* viyana'da beş saate yakın uçak değiştirmek için bekleyen galatasaraylı futbolcular, korkulu bir uçak yolculuğundan sonra varşova hava alanına inince rahat bir otelde, sabaha kadar deliksiz uyku uyuyacaklarını sanarak hemen gümrüğe koştular. ama burada kendilerini acu bir sürpriz bekliyordu. çünkü istanbul’da vize muameleleri yapılmamıştı, idarecilerin hatâlarını futbolcular hava alanında iki saat bekleyerek ödediler.

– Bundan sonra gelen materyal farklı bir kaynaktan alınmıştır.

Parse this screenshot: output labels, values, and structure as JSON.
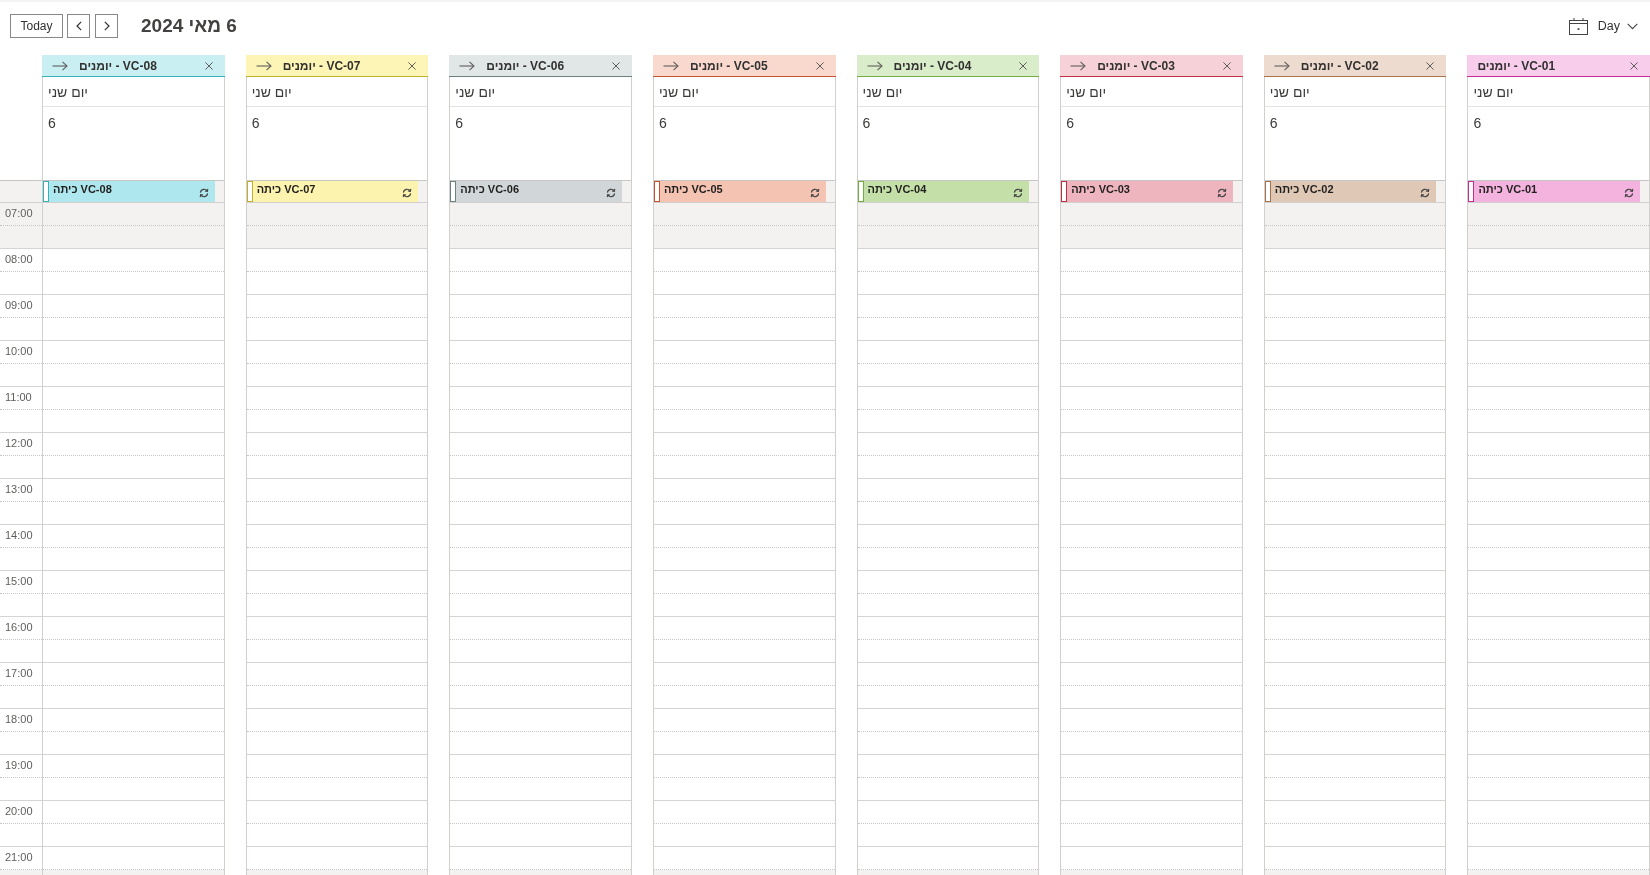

* otele gelince bütün futbolcular şaşırdı. zira otelin sirkeci'deki otellerden farkı yoktu. kimse yatmak istemedi. gündüz kılıç bütün odaları teker teker gezdi ve futbolcularına hak verdi. bu otelde yatılmazdı. ama saat de artık 02.00 olmuştu. sabah otelin değiştirileceği teminatı verilmesi üzerine çarnâçar odalara taksim olundu ve tabii kimse sabaha kadar gözünü kırpmadı.
* sabah otel değişmişti. ama bu defa lüks denilen otelin lokontasının yok olduğu görüldü. yemek yemek için futbolcular günde üç defa maçı oynayacakları legia’nın stadına kadar gidip gelmek zorunda kaldılar. ayni zamanda yemekler de beğenilmemişti. beğenilecek gibi de değildi hani...
* antrenmandan evvel şehri gezen futbolcular bol bol kristal ve porselen eşyalar aldılar. başka alınacak bir şey olmadığından yok pahasına alınan bu porselen ve kristal eşyaları otele taşımak da hayli dert oldu...
* sarı - kırmızılıların ışıklar altında yaptığı antrenmanı bilhassa legia yöneticileri büyük bir ilgi ile izlediler. legia antrenörünün metin ve tarık'ın her hareketini dikkatle takip etmesi gözden kaçmadı. antrenör, fikrini soran gazetecilere tebessüm etmekle mukabele etti.